A substrate does much more than just lie there and look pretty. Beyond creating a nice ocean-floor aesthetic, the substrate can perform many important functions. Among them:
- Providing biofiltration by supporting colonies of the beneficial aerobic bacteria that convert ammonia to less toxic compounds
- Providing a suitable home for various beneficial microfauna, such as amphipods, copepods, tiny brittle stars, etc.
- Providing appropriate conditions for burrowing, burying, and sand-sifting species, such as jawfish, various wrasses, certain gobies, Cerithium spp. snails, etc.
- If depth and grain size are appropriate (at least 4 inches of fine sand), supporting colonies of anaerobic bacteria that convert nitrate to harmless free nitrogen gas
Keep it calcareous!
Forget the colored quartz gravels widely used by freshwater aquarium hobbyists. Ideally, the substrate medium you choose should be calcareous, or composed of calcium carbonate. Some common types include aragonite, crushed coral or coral sand, and crushed seashells of various grain sizes. Aragonite is one of the better choices because it dissolves at a relatively high pH, which means it will do a good job of buffering the pH of the water at a level appropriate for marine livestock.

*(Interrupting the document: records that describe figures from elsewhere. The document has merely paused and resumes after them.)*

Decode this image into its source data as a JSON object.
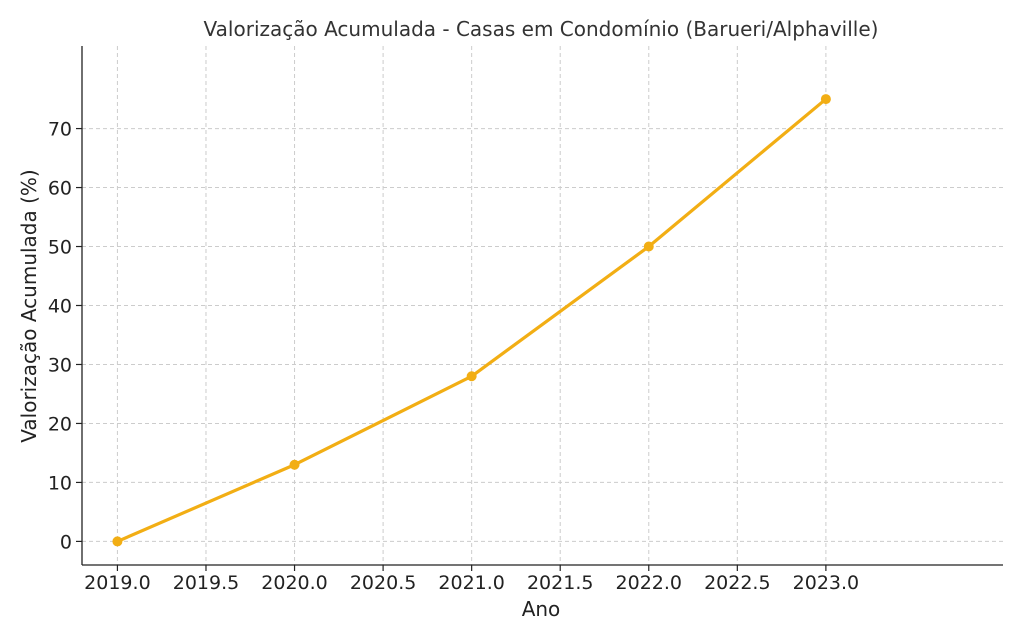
{
  "chart_data": {
    "type": "line",
    "title": "Valorização Acumulada - Casas em Condomínio (Barueri/Alphaville)",
    "xlabel": "Ano",
    "ylabel": "Valorização Acumulada (%)",
    "x": [
      2019,
      2020,
      2021,
      2022,
      2023
    ],
    "series": [
      {
        "values": [
          0,
          13,
          28,
          50,
          75
        ]
      }
    ],
    "xlim": [
      2018.8,
      2024.0
    ],
    "ylim": [
      -4,
      84
    ],
    "xticks": [
      2019.0,
      2019.5,
      2020.0,
      2020.5,
      2021.0,
      2021.5,
      2022.0,
      2022.5,
      2023.0
    ],
    "xtick_labels": [
      "2019.0",
      "2019.5",
      "2020.0",
      "2020.5",
      "2021.0",
      "2021.5",
      "2022.0",
      "2022.5",
      "2023.0"
    ],
    "yticks": [
      0,
      10,
      20,
      30,
      40,
      50,
      60,
      70
    ],
    "ytick_labels": [
      "0",
      "10",
      "20",
      "30",
      "40",
      "50",
      "60",
      "70"
    ],
    "grid": true,
    "line_color": "#F2AE14",
    "grid_color": "#cccccc"
  }
}
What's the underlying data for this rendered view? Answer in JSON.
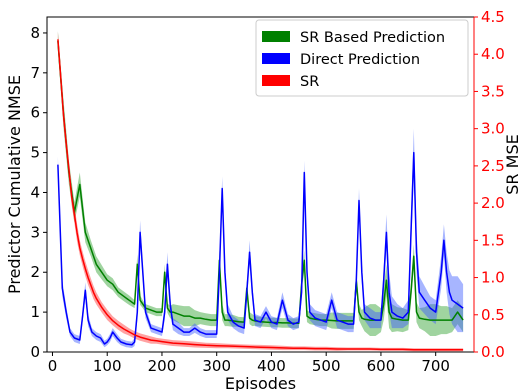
{
  "chart_data": {
    "type": "line",
    "xlabel": "Episodes",
    "ylabel_left": "Predictor Cumulative NMSE",
    "ylabel_right": "SR MSE",
    "xlim": [
      -10,
      770
    ],
    "ylim_left": [
      0,
      8.4
    ],
    "ylim_right": [
      0,
      4.5
    ],
    "x_ticks": [
      0,
      100,
      200,
      300,
      400,
      500,
      600,
      700
    ],
    "y_ticks_left": [
      0,
      1,
      2,
      3,
      4,
      5,
      6,
      7,
      8
    ],
    "y_ticks_right": [
      0.0,
      0.5,
      1.0,
      1.5,
      2.0,
      2.5,
      3.0,
      3.5,
      4.0,
      4.5
    ],
    "x_tick_labels": [
      "0",
      "100",
      "200",
      "300",
      "400",
      "500",
      "600",
      "700"
    ],
    "y_tick_labels_left": [
      "0",
      "1",
      "2",
      "3",
      "4",
      "5",
      "6",
      "7",
      "8"
    ],
    "y_tick_labels_right": [
      "0.0",
      "0.5",
      "1.0",
      "1.5",
      "2.0",
      "2.5",
      "3.0",
      "3.5",
      "4.0",
      "4.5"
    ],
    "grid": false,
    "legend_position": "top-right",
    "series": [
      {
        "name": "SR Based Prediction",
        "axis": "left",
        "color": "#008000",
        "band_color": "#2ca02c",
        "x": [
          10,
          20,
          30,
          40,
          50,
          60,
          70,
          80,
          90,
          100,
          110,
          120,
          130,
          140,
          150,
          155,
          160,
          165,
          170,
          180,
          190,
          200,
          205,
          210,
          215,
          220,
          230,
          240,
          250,
          260,
          270,
          280,
          290,
          300,
          305,
          310,
          315,
          320,
          330,
          340,
          350,
          355,
          360,
          365,
          370,
          380,
          390,
          400,
          410,
          420,
          430,
          440,
          450,
          455,
          460,
          465,
          470,
          480,
          490,
          500,
          510,
          520,
          530,
          540,
          550,
          555,
          560,
          565,
          570,
          580,
          590,
          600,
          605,
          610,
          615,
          620,
          630,
          640,
          650,
          655,
          660,
          665,
          670,
          680,
          690,
          700,
          710,
          720,
          730,
          740,
          750
        ],
        "y": [
          7.8,
          6.0,
          4.5,
          3.5,
          4.2,
          3.0,
          2.6,
          2.2,
          2.0,
          1.8,
          1.7,
          1.5,
          1.4,
          1.3,
          1.2,
          2.2,
          1.3,
          1.2,
          1.1,
          1.05,
          1.0,
          1.0,
          2.0,
          1.1,
          1.0,
          1.0,
          0.95,
          0.9,
          0.9,
          0.85,
          0.85,
          0.82,
          0.8,
          0.8,
          2.3,
          1.0,
          0.8,
          0.8,
          0.78,
          0.76,
          0.75,
          1.6,
          0.85,
          0.8,
          0.78,
          0.76,
          0.75,
          0.74,
          0.74,
          0.73,
          0.73,
          0.72,
          0.72,
          1.7,
          2.3,
          0.9,
          0.85,
          0.82,
          0.8,
          0.8,
          0.79,
          0.78,
          0.78,
          0.78,
          0.78,
          1.8,
          1.0,
          0.85,
          0.82,
          0.8,
          0.8,
          0.8,
          1.2,
          1.8,
          1.0,
          0.85,
          0.82,
          0.8,
          0.8,
          1.5,
          2.4,
          1.0,
          0.85,
          0.82,
          0.8,
          0.8,
          0.8,
          0.8,
          0.8,
          1.0,
          0.8
        ],
        "band": [
          0.25,
          0.35,
          0.3,
          0.25,
          0.3,
          0.25,
          0.2,
          0.2,
          0.18,
          0.15,
          0.15,
          0.12,
          0.12,
          0.12,
          0.1,
          0.25,
          0.12,
          0.1,
          0.1,
          0.1,
          0.1,
          0.1,
          0.2,
          0.12,
          0.15,
          0.2,
          0.22,
          0.25,
          0.25,
          0.2,
          0.15,
          0.15,
          0.15,
          0.15,
          0.25,
          0.2,
          0.15,
          0.15,
          0.15,
          0.12,
          0.12,
          0.2,
          0.15,
          0.15,
          0.12,
          0.12,
          0.12,
          0.12,
          0.12,
          0.12,
          0.12,
          0.12,
          0.12,
          0.2,
          0.25,
          0.15,
          0.15,
          0.15,
          0.15,
          0.15,
          0.2,
          0.2,
          0.2,
          0.2,
          0.2,
          0.2,
          0.2,
          0.2,
          0.3,
          0.4,
          0.4,
          0.3,
          0.4,
          0.4,
          0.4,
          0.35,
          0.3,
          0.3,
          0.25,
          0.25,
          0.3,
          0.25,
          0.25,
          0.3,
          0.4,
          0.4,
          0.35,
          0.35,
          0.3,
          0.3,
          0.3
        ]
      },
      {
        "name": "Direct Prediction",
        "axis": "left",
        "color": "#0000ff",
        "band_color": "#3b5bff",
        "x": [
          10,
          18,
          25,
          32,
          40,
          50,
          55,
          60,
          65,
          72,
          80,
          88,
          95,
          100,
          105,
          110,
          118,
          125,
          135,
          145,
          150,
          155,
          160,
          165,
          170,
          180,
          190,
          200,
          205,
          210,
          215,
          220,
          230,
          240,
          250,
          260,
          270,
          280,
          290,
          300,
          305,
          310,
          315,
          320,
          330,
          340,
          350,
          355,
          360,
          365,
          370,
          380,
          390,
          400,
          410,
          420,
          430,
          440,
          450,
          455,
          460,
          465,
          470,
          480,
          490,
          500,
          510,
          520,
          530,
          540,
          550,
          555,
          560,
          565,
          570,
          580,
          590,
          600,
          605,
          610,
          615,
          620,
          630,
          640,
          650,
          655,
          660,
          665,
          670,
          680,
          690,
          700,
          710,
          715,
          720,
          725,
          730,
          740,
          750
        ],
        "y": [
          4.7,
          1.6,
          1.0,
          0.5,
          0.35,
          0.3,
          0.9,
          1.55,
          0.8,
          0.5,
          0.4,
          0.35,
          0.2,
          0.25,
          0.35,
          0.5,
          0.35,
          0.25,
          0.2,
          0.18,
          0.25,
          1.0,
          3.0,
          2.0,
          1.0,
          0.6,
          0.55,
          0.5,
          1.0,
          2.2,
          1.2,
          0.7,
          0.6,
          0.5,
          0.5,
          0.6,
          0.5,
          0.45,
          0.45,
          0.45,
          2.0,
          4.1,
          2.0,
          1.0,
          0.75,
          0.65,
          0.6,
          1.5,
          2.5,
          1.5,
          0.8,
          0.75,
          1.0,
          0.75,
          0.7,
          1.3,
          0.8,
          0.7,
          0.75,
          1.5,
          4.5,
          2.0,
          1.0,
          0.85,
          0.8,
          0.75,
          1.3,
          0.8,
          0.75,
          0.7,
          0.7,
          1.8,
          3.8,
          2.0,
          1.0,
          0.85,
          0.8,
          0.8,
          1.8,
          3.0,
          1.5,
          1.0,
          0.9,
          0.85,
          1.0,
          3.0,
          5.0,
          2.5,
          1.5,
          1.3,
          1.1,
          1.0,
          2.0,
          2.8,
          2.0,
          1.5,
          1.3,
          1.2,
          1.1
        ],
        "band": [
          0.2,
          0.2,
          0.15,
          0.1,
          0.1,
          0.1,
          0.15,
          0.2,
          0.15,
          0.1,
          0.1,
          0.1,
          0.08,
          0.08,
          0.1,
          0.1,
          0.1,
          0.08,
          0.08,
          0.08,
          0.1,
          0.2,
          0.3,
          0.2,
          0.15,
          0.1,
          0.1,
          0.1,
          0.2,
          0.3,
          0.2,
          0.15,
          0.15,
          0.1,
          0.1,
          0.12,
          0.1,
          0.1,
          0.1,
          0.1,
          0.2,
          0.3,
          0.25,
          0.2,
          0.15,
          0.15,
          0.15,
          0.2,
          0.3,
          0.2,
          0.15,
          0.15,
          0.15,
          0.15,
          0.15,
          0.2,
          0.15,
          0.15,
          0.15,
          0.2,
          0.3,
          0.25,
          0.2,
          0.2,
          0.2,
          0.2,
          0.2,
          0.2,
          0.2,
          0.2,
          0.2,
          0.2,
          0.3,
          0.25,
          0.2,
          0.25,
          0.2,
          0.2,
          0.3,
          0.45,
          0.5,
          0.4,
          0.3,
          0.25,
          0.3,
          0.45,
          0.6,
          0.5,
          0.4,
          0.35,
          0.3,
          0.3,
          0.4,
          0.4,
          0.5,
          0.55,
          0.6,
          0.7,
          0.6
        ]
      },
      {
        "name": "SR",
        "axis": "right",
        "color": "#ff0000",
        "band_color": "#ff3030",
        "x": [
          10,
          15,
          20,
          25,
          30,
          35,
          40,
          45,
          50,
          55,
          60,
          65,
          70,
          75,
          80,
          90,
          100,
          110,
          120,
          130,
          140,
          150,
          160,
          170,
          180,
          190,
          200,
          220,
          240,
          260,
          280,
          300,
          320,
          340,
          360,
          380,
          400,
          420,
          440,
          460,
          480,
          500,
          520,
          540,
          560,
          580,
          600,
          620,
          640,
          660,
          680,
          700,
          720,
          740,
          750
        ],
        "y": [
          4.2,
          3.7,
          3.2,
          2.8,
          2.45,
          2.1,
          1.85,
          1.6,
          1.4,
          1.25,
          1.12,
          1.0,
          0.9,
          0.8,
          0.72,
          0.6,
          0.5,
          0.42,
          0.36,
          0.31,
          0.27,
          0.23,
          0.2,
          0.18,
          0.16,
          0.15,
          0.14,
          0.12,
          0.11,
          0.1,
          0.09,
          0.085,
          0.08,
          0.075,
          0.07,
          0.065,
          0.06,
          0.055,
          0.05,
          0.05,
          0.045,
          0.045,
          0.04,
          0.04,
          0.04,
          0.04,
          0.035,
          0.035,
          0.035,
          0.03,
          0.03,
          0.03,
          0.03,
          0.03,
          0.03
        ],
        "band": [
          0.1,
          0.12,
          0.12,
          0.12,
          0.12,
          0.12,
          0.12,
          0.12,
          0.1,
          0.1,
          0.1,
          0.1,
          0.09,
          0.09,
          0.08,
          0.07,
          0.07,
          0.06,
          0.06,
          0.06,
          0.05,
          0.05,
          0.05,
          0.05,
          0.05,
          0.04,
          0.04,
          0.04,
          0.04,
          0.04,
          0.035,
          0.035,
          0.03,
          0.03,
          0.03,
          0.03,
          0.03,
          0.03,
          0.025,
          0.025,
          0.025,
          0.025,
          0.025,
          0.02,
          0.02,
          0.02,
          0.02,
          0.02,
          0.02,
          0.02,
          0.02,
          0.02,
          0.02,
          0.02,
          0.02
        ]
      }
    ]
  }
}
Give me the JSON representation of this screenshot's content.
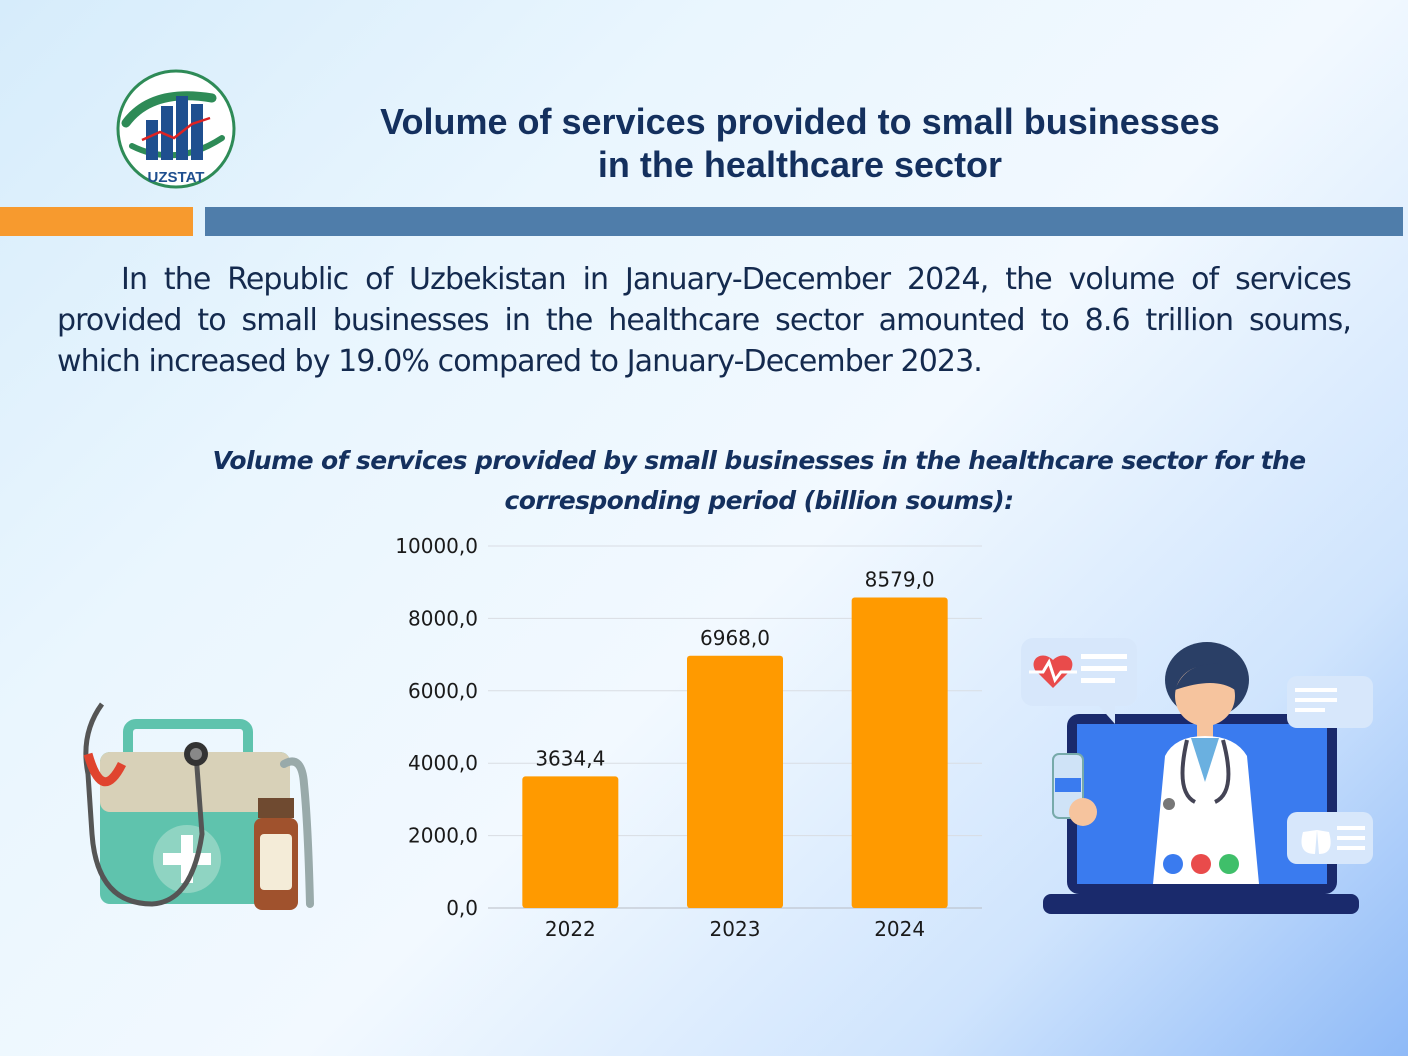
{
  "logo": {
    "text": "UZSTAT"
  },
  "header": {
    "title_line1": "Volume of services provided to small businesses",
    "title_line2": "in the healthcare sector"
  },
  "intro_text": "In the Republic of Uzbekistan in January-December 2024, the volume of services provided to small businesses in the healthcare sector amounted to 8.6 trillion soums, which increased by 19.0% compared to January-December 2023.",
  "chart_title": "Volume of services provided by small businesses in the healthcare sector for the corresponding period (billion soums):",
  "colors": {
    "bar": "#ff9a00",
    "accent_orange": "#f79a2e",
    "accent_blue": "#4f7daa",
    "title": "#14305e"
  },
  "chart_data": {
    "type": "bar",
    "categories": [
      "2022",
      "2023",
      "2024"
    ],
    "values": [
      3634.4,
      6968.0,
      8579.0
    ],
    "value_labels": [
      "3634,4",
      "6968,0",
      "8579,0"
    ],
    "ylim": [
      0,
      10000
    ],
    "yticks": [
      0,
      2000,
      4000,
      6000,
      8000,
      10000
    ],
    "ytick_labels": [
      "0,0",
      "2000,0",
      "4000,0",
      "6000,0",
      "8000,0",
      "10000,0"
    ],
    "title": "Volume of services provided by small businesses in the healthcare sector for the corresponding period (billion soums):",
    "xlabel": "",
    "ylabel": "",
    "grid": true,
    "legend": "none"
  },
  "icons": [
    "medical-kit-icon",
    "stethoscope-icon",
    "medicine-bottle-icon",
    "doctor-telemedicine-icon",
    "heart-rate-icon",
    "lungs-icon",
    "video-call-icon",
    "phone-icon",
    "microphone-icon"
  ]
}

What grain size should I go with?
Again, the answer here depends on your livestock and filtration goals. For example, if you plan to keep a fish that feeds by taking in mouthfuls of substrate and expelling it through its gills, such as one of the Valenciennea spp. sleeper gobies, a very fine-grained, smooth-edged (e.g., oolitic) sand would be appropriate. Burrowing species, such as the yellowhead jawfish, need a substrate of mixed particle sizes, including rubble, to construct a sturdy burrow. If you plan to install a deep sand bed (DSB) for the purpose of natural nitrate reduction, very fine sand is the medium of choice.
On the other hand, if you aren’t keeping burrowing or sand-sifting species, you aren’t interested in natural nitrate reduction with a DSB, and your only concern is having an aesthetically pleasing substrate, the grain size is really up to you. Just keep in mind that the larger the grain size of your substrate medium, the more it will tend to trap detritus in the voids between particles, which necessitates regular vacuuming.
How deep is deep enough?
If you plan to incorporate a DSB in your setup and/or to keep burrowing/sand-sifting species, a minimum substrate depth of four inches is recommended. Otherwise, a depth of just a few inches is more than adequate to give your aquarium a nice natural look and provide the right environment for aerobic nitrifying bacteria to flourish.
Believe it or not, some hobbyists choose to leave their bottoms completely exposed—their tank bottoms, that is. With so-called bare-bottom (BB) tanks, you never have to worry about the substrate trapping particulate waste and becoming an ongoing source of dissolved pollutants. The tradeoff is that they’re not as natural-looking, however.